Tech Briefs: How did this project come about? What was the catalyst for it?
Inman: We had a previous project with the Future Tech labs at Accenture, where we did a larger form factor Maxine Supercapacitor on textile. We were able to power a microcontroller doing temperature sensing and data transmission for 90 minutes. We really proved that out, so the next question was, ‘How do we actually draw power into this thing?' We were using an off-the-shelf DC power supply plugged into the wall and that's not super practical. So, it was really about trying to find more practical ways to integrate the power source into textiles.
Tech Briefs: Can you just explain in simple terms how it works?
Inman: So, basically, the Maxine Coil is a conductive coil we print directly on the fabric, and it acts similarly to a copper coil. You have to tune some of the geometry and make up for differences in conductivity. But, similarly to copper, we can produce an induction charging coil on the textile. But, unlike copper, we can print it directly onto the textile. You can't really do that with copper. So, that's a big advantage of this technology — you can basically print whatever designs you want very quickly and iterate through the process and it all dries at room temperature. You can just think of it as an analog of a copper print, except much easier to do and much more stable on the textile.

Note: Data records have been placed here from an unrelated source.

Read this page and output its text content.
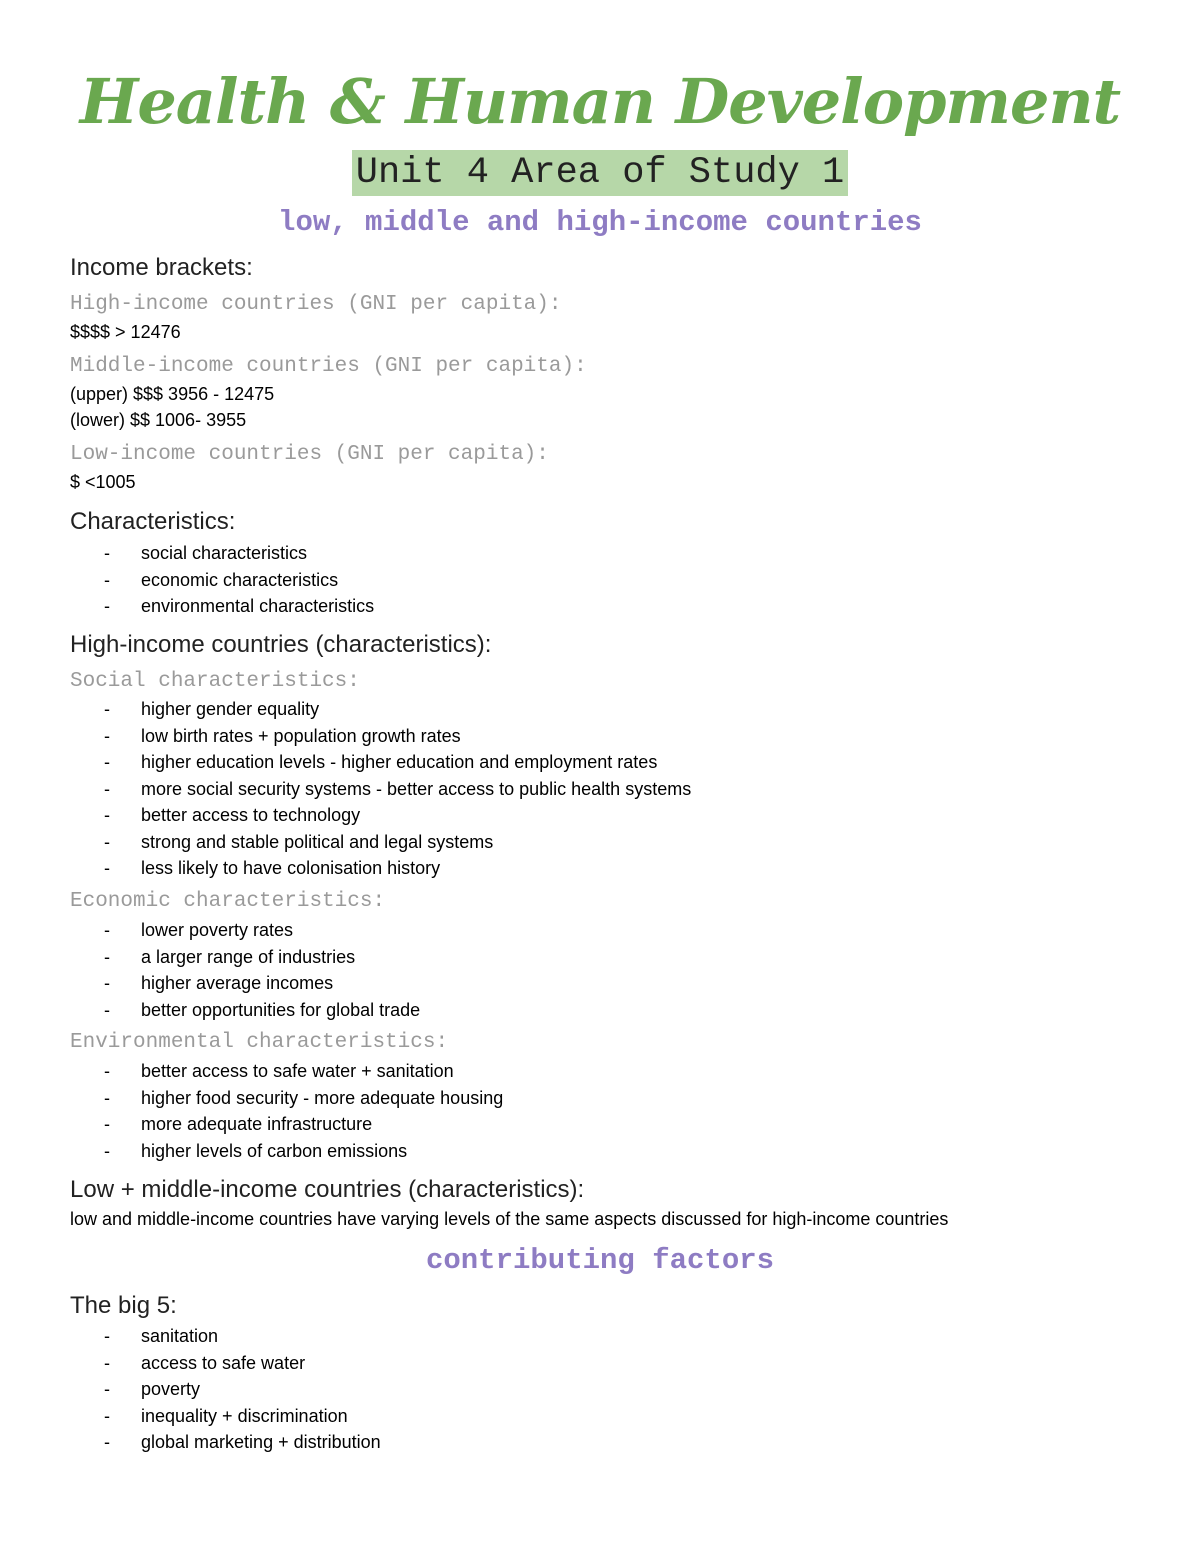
Health & Human Development
Unit 4 Area of Study 1
low, middle and high-income countries
Income brackets:
High-income countries (GNI per capita):
$$$$ > 12476
Middle-income countries (GNI per capita):
(upper) $$$ 3956 - 12475
(lower) $$ 1006- 3955
Low-income countries (GNI per capita):
$ <1005
Characteristics:
- social characteristics
- economic characteristics
- environmental characteristics
High-income countries (characteristics):
Social characteristics:
- higher gender equality
- low birth rates + population growth rates
- higher education levels - higher education and employment rates
- more social security systems - better access to public health systems
- better access to technology
- strong and stable political and legal systems
- less likely to have colonisation history
Economic characteristics:
- lower poverty rates
- a larger range of industries
- higher average incomes
- better opportunities for global trade
Environmental characteristics:
- better access to safe water + sanitation
- higher food security - more adequate housing
- more adequate infrastructure
- higher levels of carbon emissions
Low + middle-income countries (characteristics):
low and middle-income countries have varying levels of the same aspects discussed for high-income countries
contributing factors
The big 5:
- sanitation
- access to safe water
- poverty
- inequality + discrimination
- global marketing + distribution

Tech Briefs: Do you have any advice for engineers or researchers aiming to bring their ideas to fruition, broadly speaking?
Inman: Fail as much as you can as quickly as you can. You need to have some intuition, but getting through iterations as quickly as possible and learning from your mistakes helps you not repeat those mistakes. So that would be, in general, my advice: Just go out and do it, try to get through stuff. You don't want to be sloppy, but sitting around and not running experiments, not doing stuff rarely helps. I have generally learned much more from a line of mistakes than I would from reading one more paper.